The non-shadow group exhibited a different pattern (Figure 4): while they showed a significant MMN effect for the high deviant at Fz from 120 to 180 ms, p = .009, t = -53.20, they lacked the corrected MMN response for the low deviant, p > .05, indicating that their neural responses were primarily driven by acoustic factors rather than refined internal predictions.

Acoustic-Neural Correlations

To bridge the behavioural and neural findings, we conducted correlational analyses between vocal performance and brain responses. In the shadow group, MFCC dissimilarity was positively correlated with the ERP peak amplitude at Fz for the low deviant in the oddball task, r = 0.59, p = .002 (Figure 5A). A similar correlation was observed in the speaking control task, r = 0.41, p = .049 (Figure 5B). These results demonstrated that participants whose vocalizations more closely resembled the speaker’s exhibited larger negative neural responses to the listener-matched pitch. This direct link reinforced the conclusion that more effective vocal learning was associated with the formation of more accurate motor-based predictions and enhanced neural sensitivity to predicted features.

Our findings supported the third hypothesis: motor-based predictions enhanced, rather than suppressed, the brain’s sensitivity to listener-matched acoustic features. The significant corrected MMN effects observed in the shadow group indicated that motor signals functioned as top-down attentional modulators during social imitation, increasing neural response gain to facilitate the perceptual learning required for vocal adjustment. This challenged traditional views that motor-based predictions primarily served to cancel out expected sensory feedback — a mechanism thought to reduce redundancy during self-generated speech.

It was crucial to distinguish this from the role of memory-based predictions. Memory-based signals, derived from speaker exposure, typically reduced sensitivity to identity cues to accommodate natural vocal fluctuations. In our shadow group, this tolerance explained the absence of a significant MMN for the high-deviant stimulus, which remained within the speaker’s gender category. Importantly, the non-shadow group — who had limited exposure to the speaker’s voice — showed no such pattern, suggesting that both types of predictions required sufficient speaker exposure to become refined and behaviourally meaningful.
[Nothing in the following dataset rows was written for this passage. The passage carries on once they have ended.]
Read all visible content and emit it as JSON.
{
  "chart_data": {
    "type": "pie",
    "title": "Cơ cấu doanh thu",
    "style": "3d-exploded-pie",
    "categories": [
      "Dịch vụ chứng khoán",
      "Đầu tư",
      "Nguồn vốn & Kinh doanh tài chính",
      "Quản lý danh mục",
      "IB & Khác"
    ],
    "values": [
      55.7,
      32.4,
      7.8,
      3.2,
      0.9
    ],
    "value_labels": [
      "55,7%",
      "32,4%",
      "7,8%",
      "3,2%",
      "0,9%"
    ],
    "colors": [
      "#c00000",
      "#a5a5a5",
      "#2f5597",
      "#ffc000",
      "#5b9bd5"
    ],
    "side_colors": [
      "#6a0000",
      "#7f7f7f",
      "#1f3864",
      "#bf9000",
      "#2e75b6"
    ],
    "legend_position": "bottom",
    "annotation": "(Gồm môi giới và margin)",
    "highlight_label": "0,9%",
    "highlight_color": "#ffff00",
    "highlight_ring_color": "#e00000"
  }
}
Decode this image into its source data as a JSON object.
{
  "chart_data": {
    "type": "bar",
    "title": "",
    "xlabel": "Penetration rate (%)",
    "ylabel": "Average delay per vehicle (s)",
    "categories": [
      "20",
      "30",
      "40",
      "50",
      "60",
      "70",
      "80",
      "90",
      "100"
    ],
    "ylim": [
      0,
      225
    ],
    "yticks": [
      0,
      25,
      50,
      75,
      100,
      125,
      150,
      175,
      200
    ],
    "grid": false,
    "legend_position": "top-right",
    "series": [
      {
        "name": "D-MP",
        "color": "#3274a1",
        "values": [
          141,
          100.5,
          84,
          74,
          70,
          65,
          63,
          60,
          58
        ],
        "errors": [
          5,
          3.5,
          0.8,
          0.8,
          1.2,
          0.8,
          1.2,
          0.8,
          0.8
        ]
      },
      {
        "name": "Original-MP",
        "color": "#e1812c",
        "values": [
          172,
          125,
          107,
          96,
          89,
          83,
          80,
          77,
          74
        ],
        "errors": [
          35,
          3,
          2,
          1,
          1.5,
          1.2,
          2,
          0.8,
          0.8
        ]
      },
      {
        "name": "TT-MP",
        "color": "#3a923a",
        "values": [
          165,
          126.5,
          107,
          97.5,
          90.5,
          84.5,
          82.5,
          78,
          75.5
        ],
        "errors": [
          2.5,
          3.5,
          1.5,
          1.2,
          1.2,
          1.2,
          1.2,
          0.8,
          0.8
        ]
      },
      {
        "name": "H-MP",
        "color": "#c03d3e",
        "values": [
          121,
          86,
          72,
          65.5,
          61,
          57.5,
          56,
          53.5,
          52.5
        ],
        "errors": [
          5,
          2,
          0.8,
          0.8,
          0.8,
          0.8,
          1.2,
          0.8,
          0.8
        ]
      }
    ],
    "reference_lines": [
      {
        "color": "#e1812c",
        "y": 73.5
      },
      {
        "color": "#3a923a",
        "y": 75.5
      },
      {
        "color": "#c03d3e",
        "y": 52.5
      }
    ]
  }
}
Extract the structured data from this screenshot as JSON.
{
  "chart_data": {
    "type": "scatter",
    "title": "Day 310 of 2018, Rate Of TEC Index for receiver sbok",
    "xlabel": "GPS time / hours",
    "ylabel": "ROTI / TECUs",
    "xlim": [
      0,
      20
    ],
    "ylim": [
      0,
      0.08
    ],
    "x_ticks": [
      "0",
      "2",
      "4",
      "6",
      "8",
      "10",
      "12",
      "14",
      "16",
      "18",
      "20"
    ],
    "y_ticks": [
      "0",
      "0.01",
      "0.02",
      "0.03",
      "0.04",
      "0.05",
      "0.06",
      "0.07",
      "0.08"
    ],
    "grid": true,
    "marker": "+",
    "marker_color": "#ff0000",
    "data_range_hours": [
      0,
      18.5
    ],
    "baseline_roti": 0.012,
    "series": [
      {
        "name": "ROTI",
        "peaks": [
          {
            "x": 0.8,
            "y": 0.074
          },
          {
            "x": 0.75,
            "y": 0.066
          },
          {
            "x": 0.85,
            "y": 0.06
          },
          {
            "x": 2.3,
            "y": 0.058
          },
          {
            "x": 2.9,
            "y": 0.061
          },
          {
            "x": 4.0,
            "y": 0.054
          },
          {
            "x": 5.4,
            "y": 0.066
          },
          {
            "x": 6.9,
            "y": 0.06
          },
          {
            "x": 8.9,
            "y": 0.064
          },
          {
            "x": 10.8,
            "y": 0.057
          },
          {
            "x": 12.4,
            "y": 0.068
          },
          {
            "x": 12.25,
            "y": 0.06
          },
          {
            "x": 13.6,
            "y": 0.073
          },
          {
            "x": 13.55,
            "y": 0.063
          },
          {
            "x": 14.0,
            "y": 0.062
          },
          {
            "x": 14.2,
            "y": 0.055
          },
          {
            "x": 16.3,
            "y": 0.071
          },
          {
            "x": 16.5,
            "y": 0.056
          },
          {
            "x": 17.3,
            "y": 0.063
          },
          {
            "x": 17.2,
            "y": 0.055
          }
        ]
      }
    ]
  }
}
Furthermore, the observed pitch divergence highlighted the motor system’s inherent flexibility. Participants prioritised imitating adaptable articulatory patterns — specifically the speaker’s stress structure — over absolute pitch. This behavioural shift suggested that phonetic convergence served a deeper social function: building rapport and cohesion through shared rhythm. By orchestrating these complex sensorimotor interactions, the human brain effectively navigated the nuances of social communication.